An intrauterine device (IUD) is a small device placed in the womb for long-term birth control. Many people worry about the woman getting pelvic inflammatory disease (PID) with an IUD. This infection can lead to problems in getting pregnant. If PID occurs, it is often within the first few weeks. Antibiotics are sometimes used before inserting an IUD to prevent an infection. This review looked at how well these preventive drugs reduced problems. Such problems include PID, extra health care visits, and stopping IUD use in three months.
In February 2012, we did a computer search for trials that compared an antibiotic to a placebo ('dummy'). We contacted researchers to get more information. We also wrote to researchers to find other trials.
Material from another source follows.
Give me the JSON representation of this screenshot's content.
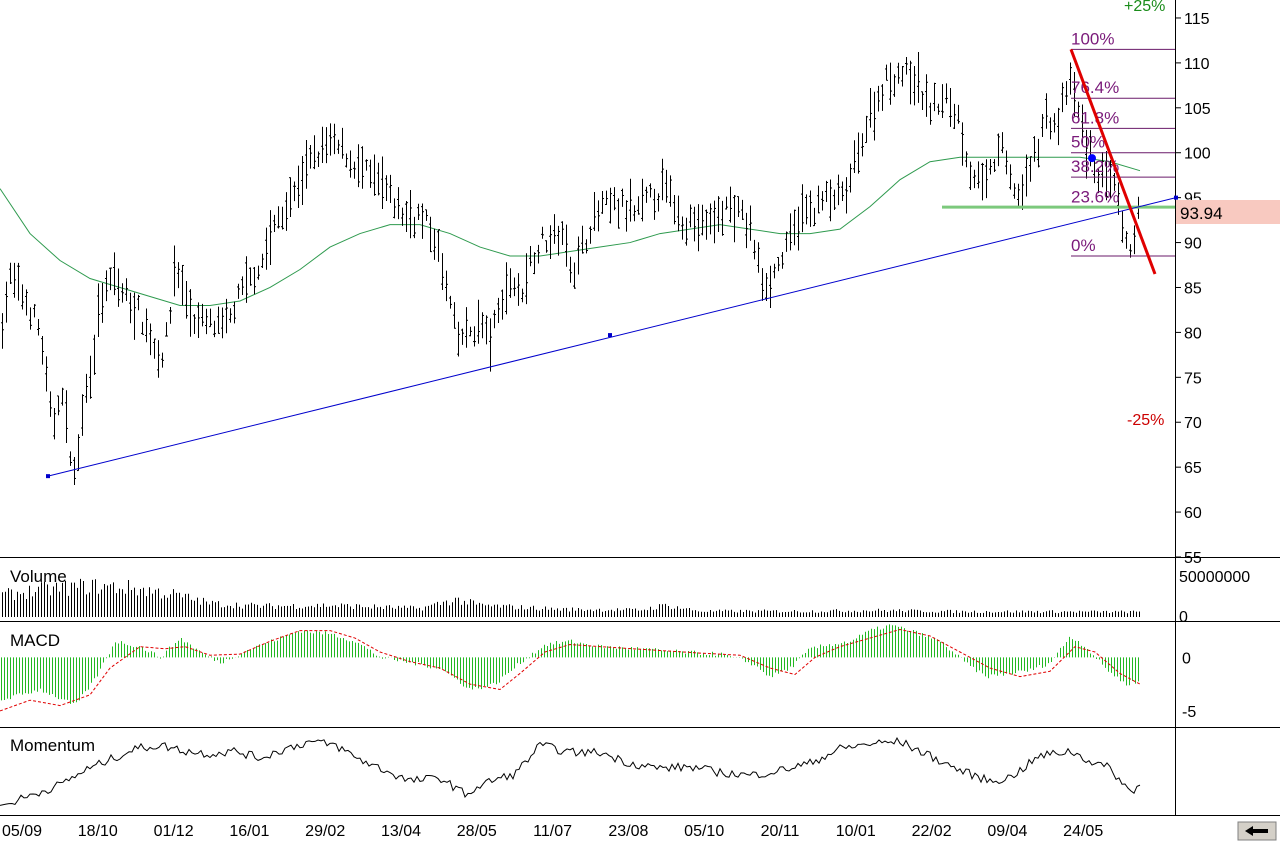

Women who took antibiotics to prevent infection did not get PID as often as those who had the placebo or no treatment. However, the numbers with PID were low for all groups, so the treatment did not have a major effect. Women who use the drugs for prevention had fewer extra visits for health care. The small difference may not be enough to provide all women with the drugs. Using antibiotics to prevent infection did not change how many women had an IUD removed in three months.
Use of either doxycycline 200 mg or azithromycin 500 mg by mouth before IUD insertion confers little benefit. While the reduction in unscheduled visits to the provider was marginally significant, the cost-effectiveness of routine prophylaxis remains questionable. A uniform finding in these trials was the low risk of IUD-associated infection, with or without use of antibiotic prophylaxis.
Concern about the risk of upper genital tract infection (pelvic inflammatory disease (PID)) often limits use of the intrauterine device (IUD), a highly effective contraceptive. Prophylactic antibiotic administration around the time of induced abortion significantly reduces the risk of postoperative endometritis. Since the risk of IUD-related infection is limited to the first few weeks to months after insertion, contamination of the endometrial cavity at the time of insertion appears to be the mechanism, rather than the IUD or string itself. Thus, antibiotic administration before IUD insertion might reduce the risk of upper genital tract infection from passive introduction of bacteria at insertion.
To assess the effectiveness of prophylactic antibiotic administration before IUD insertion in reducing IUD-related complications (pelvic inflammatory disease; complaints leading to an unscheduled visit) and discontinuations within three months of insertion.
In February 2012, we searched MEDLINE, POPLINE, and CENTRAL. We also searched for current trials via ClinicalTrials.gov and ICTRP. Previous searches also included EMBASE. For the initial review, we examined reference lists and wrote to experts on several continents to identify unpublished trials.
We included randomized controlled trials using any antibiotic compared with a placebo.
Two independent reviewers abstracted data. We made telephone calls to investigators to obtain additional information. We assessed the validity of each study using methods suggested in the Cochrane Handbook. We generated 2x2 tables for the principal outcome measures. The Peto modified Mantel-Haenszel technique was used to calculate odds ratios. We assessed statistical heterogeneity between studies.
The odds ratio (OR) for pelvic inflammatory disease was 0.89 (95% Confidence Interval (CI) 0.53 to 1.51) for use of prophylactic doxycycline or azithromycin compared with placebo or no treatment. Use of prophylaxis was associated with a small reduction in unscheduled visits to the provider (OR 0.82; 95% CI 0.70 to 0.98). Use of doxycycline or azithromycin had little effect on the likelihood of removal of the IUD within 90 days of insertion (OR 1.05; 95% CI 0.68 to 1.63). No statistically significant heterogeneity between study results was detected.